Environment: Azure Cloud, Azure Data Factory (ADF v2), Azure functions Apps, Azure Data Lake, BLOB Storage, SQL server, Windows remote desktop, AZURE Power Shell, Data bricks, Python, Azure SQL Server, Azure Data Warehouse.
Confidential
Teradata/ETL Consultant
Responsibilities:
- Involved in Requirement gathering, business Analysis, Design and Development, testing and implementation of business rules.
- Analyzing the requirements and the existing environment to help come up with the right strategy to load and Extract on Data warehouse.
- Prepared the ETL specifications, Mapping document, ETL framework specification
- Implement slowly changing Dimension logics in the mapping to effectively handle change data capture which is typical in data warehousing systems.

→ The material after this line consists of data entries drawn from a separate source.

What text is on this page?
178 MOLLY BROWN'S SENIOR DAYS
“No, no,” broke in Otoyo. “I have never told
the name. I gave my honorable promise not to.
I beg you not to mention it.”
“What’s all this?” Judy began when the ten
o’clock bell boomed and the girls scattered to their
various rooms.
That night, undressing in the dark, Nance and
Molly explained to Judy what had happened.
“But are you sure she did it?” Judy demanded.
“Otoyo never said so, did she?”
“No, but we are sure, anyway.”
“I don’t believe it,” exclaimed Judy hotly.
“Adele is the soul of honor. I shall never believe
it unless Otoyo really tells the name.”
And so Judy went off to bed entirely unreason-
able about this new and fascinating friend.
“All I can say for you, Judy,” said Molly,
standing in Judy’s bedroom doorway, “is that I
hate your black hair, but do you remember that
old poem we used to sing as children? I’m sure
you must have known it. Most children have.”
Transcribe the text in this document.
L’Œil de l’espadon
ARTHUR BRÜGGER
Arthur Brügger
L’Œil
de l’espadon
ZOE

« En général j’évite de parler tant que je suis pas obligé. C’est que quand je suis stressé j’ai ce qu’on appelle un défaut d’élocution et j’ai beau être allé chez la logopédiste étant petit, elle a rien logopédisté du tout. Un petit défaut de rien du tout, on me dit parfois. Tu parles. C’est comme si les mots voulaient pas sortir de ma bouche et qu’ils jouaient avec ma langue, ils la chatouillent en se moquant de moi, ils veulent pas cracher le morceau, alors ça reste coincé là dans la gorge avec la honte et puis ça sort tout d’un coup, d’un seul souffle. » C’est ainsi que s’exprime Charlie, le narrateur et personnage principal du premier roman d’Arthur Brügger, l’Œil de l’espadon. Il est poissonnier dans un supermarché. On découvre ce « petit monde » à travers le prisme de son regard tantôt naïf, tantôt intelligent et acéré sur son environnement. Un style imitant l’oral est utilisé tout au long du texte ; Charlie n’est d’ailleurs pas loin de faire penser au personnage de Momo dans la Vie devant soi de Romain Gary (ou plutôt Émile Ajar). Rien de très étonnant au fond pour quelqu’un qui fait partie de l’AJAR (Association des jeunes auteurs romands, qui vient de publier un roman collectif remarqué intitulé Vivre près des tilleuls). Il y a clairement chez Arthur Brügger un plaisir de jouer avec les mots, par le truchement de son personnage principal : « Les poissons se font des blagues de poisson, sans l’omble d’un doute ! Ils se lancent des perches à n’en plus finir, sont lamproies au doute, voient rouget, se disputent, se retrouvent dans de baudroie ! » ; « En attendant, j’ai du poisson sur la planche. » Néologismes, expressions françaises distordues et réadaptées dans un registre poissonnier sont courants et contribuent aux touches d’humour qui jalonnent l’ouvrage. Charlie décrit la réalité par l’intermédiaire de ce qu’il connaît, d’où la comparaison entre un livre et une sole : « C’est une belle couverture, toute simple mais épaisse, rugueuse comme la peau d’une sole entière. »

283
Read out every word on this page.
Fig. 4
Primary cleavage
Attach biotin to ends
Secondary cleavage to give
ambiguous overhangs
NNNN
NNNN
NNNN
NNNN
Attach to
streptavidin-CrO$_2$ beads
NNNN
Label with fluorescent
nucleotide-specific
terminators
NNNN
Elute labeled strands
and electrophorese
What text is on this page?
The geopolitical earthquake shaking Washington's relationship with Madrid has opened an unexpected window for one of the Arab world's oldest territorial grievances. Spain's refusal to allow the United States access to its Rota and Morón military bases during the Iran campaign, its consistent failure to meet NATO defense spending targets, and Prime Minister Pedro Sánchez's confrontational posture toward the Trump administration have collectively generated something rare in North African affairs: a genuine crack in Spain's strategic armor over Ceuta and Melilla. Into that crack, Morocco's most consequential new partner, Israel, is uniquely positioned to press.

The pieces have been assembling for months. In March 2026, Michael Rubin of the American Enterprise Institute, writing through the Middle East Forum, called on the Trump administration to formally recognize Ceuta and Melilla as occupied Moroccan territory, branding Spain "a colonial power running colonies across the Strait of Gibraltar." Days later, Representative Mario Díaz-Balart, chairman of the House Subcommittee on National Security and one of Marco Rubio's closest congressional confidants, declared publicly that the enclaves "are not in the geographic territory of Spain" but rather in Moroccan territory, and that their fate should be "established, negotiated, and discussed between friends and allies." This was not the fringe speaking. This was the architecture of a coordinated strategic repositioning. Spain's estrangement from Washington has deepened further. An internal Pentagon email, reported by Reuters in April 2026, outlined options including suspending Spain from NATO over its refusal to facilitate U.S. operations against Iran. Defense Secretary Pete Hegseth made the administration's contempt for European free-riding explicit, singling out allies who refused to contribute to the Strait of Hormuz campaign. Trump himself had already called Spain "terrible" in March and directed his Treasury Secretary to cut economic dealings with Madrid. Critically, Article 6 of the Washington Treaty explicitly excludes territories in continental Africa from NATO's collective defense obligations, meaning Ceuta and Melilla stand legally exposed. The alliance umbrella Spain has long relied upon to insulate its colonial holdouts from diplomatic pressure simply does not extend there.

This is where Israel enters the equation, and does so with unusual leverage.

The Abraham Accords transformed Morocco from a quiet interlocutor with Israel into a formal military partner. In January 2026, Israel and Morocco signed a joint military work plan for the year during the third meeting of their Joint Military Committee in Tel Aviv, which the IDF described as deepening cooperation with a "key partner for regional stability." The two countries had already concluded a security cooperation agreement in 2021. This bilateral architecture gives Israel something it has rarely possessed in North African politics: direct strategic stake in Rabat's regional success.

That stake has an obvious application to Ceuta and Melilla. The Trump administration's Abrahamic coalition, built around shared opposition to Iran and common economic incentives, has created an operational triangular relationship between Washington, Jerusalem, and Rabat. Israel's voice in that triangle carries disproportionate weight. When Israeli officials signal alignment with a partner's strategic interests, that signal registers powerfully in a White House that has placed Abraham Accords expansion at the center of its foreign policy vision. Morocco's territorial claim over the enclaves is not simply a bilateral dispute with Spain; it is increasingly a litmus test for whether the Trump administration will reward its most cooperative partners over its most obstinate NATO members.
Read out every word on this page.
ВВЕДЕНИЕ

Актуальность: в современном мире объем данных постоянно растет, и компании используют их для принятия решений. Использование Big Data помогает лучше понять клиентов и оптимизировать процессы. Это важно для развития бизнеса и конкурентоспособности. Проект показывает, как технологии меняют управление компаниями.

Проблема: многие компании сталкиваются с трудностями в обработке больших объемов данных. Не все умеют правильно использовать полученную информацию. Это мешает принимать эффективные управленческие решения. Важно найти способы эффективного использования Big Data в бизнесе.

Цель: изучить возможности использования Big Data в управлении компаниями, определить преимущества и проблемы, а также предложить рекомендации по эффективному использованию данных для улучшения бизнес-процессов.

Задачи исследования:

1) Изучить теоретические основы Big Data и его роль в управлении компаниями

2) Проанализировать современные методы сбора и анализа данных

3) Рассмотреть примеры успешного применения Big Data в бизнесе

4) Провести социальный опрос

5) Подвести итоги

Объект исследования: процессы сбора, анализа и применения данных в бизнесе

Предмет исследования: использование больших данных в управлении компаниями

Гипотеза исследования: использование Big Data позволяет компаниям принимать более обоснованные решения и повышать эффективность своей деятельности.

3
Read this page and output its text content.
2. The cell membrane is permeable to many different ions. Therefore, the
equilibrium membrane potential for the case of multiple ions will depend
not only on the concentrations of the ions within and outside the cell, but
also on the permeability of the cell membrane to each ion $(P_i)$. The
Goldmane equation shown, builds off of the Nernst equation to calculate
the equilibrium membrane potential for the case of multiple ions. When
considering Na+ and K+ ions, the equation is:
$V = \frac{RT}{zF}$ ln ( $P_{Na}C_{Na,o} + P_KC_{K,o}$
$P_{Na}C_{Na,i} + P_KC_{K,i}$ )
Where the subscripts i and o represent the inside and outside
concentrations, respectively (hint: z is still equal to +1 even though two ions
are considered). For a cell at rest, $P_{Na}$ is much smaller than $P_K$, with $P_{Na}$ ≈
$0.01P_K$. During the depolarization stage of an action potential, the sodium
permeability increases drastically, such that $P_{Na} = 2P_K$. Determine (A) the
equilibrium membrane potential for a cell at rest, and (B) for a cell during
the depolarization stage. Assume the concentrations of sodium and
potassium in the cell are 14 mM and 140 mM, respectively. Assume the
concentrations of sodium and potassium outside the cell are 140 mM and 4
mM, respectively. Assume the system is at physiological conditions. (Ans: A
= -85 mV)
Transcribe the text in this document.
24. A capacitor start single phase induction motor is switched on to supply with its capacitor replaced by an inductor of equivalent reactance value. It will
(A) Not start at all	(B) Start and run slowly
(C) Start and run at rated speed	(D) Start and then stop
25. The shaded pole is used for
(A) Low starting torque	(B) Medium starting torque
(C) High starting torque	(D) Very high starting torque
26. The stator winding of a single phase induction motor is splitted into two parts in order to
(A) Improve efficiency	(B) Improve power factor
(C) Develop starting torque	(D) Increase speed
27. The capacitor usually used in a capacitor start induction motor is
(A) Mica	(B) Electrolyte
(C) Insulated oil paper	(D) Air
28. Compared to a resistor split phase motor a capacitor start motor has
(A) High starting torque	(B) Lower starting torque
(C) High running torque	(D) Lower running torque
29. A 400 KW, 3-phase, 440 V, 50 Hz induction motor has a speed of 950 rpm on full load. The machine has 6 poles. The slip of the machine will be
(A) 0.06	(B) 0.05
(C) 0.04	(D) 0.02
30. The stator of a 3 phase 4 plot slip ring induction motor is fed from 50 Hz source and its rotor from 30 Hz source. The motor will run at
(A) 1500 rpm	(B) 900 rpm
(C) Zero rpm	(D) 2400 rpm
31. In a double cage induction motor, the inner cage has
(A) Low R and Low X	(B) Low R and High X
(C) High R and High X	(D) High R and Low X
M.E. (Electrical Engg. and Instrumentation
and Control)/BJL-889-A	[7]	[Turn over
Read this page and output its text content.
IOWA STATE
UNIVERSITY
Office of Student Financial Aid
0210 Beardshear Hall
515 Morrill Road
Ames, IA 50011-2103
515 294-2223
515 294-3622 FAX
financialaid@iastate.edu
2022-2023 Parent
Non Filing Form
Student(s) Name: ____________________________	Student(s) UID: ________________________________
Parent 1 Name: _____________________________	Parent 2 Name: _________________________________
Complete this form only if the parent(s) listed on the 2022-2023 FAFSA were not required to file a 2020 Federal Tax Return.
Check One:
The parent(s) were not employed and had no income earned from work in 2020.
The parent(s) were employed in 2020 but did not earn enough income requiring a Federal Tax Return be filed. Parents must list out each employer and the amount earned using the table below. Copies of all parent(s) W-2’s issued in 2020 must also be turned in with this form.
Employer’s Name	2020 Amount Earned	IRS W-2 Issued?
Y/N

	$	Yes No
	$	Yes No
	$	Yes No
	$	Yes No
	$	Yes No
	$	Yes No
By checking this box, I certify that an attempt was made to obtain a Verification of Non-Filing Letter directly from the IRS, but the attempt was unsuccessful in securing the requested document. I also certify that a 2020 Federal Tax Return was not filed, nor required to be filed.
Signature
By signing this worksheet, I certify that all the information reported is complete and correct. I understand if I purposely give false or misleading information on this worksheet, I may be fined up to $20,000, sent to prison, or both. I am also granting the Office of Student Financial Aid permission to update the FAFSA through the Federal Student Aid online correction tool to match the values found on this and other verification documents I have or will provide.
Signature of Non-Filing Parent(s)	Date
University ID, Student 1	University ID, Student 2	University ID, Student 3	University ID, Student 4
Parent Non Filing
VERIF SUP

- Prepared functional and technical specific, design documents.
- Responsible for data profiling, data cleansing and data conformation
- Actively participated in code migration process to higher environment and documents creation for the same.
- Created a BTEQ scripts for preloading of the worktables prior to main load process.
- Proficient in understanding Teradata EXPLAIN plans, Collect Stats option, Secondary Indexes (USI, NUSI), Partition Primary Index (PPI), Volatile, global temporary, derived tables etc.
- Reviewed the SQL for missing joins, join constraints, data format issues, miss-matched aliases and casting errors.
- Used Teradata Manager, BTEQ, FASTLOAD, MULTILOAD, TPUMP, SQL and TASM for workload management.
- Wrote various TPT scripts for ad hoc requirements and used tdload for exporting data from one environment to another environment using TPT.
- Involved in Data Modeling to identify the gaps with respect to business requirements and transforming the business rules.
- Perform workload management using various tools like Teradata Manager, Fast Load, Multi Load, TPUMP, TPT, SQL Assistant.
- Developed the scripts using Teradata Parallel Transporter and implemented the Extraction- Transformation-Loading of data with TPT.
- Identify the performance bottlenecks in the production processes and identify key places where SQL can be tuned to improve overall performance of the production process
- Developed UNIX scripts to automate different tasks involved as part of loading process
Environment: Teradata 15, Teradata SQL Assistant, PowerCenter, TPump, BTEQ, MLOAD, FLOAD, FASTEXPORT, Erwin Designer, Informatica 9.5, Tableau, POWER BI, UNIX, Korn Shell scripts.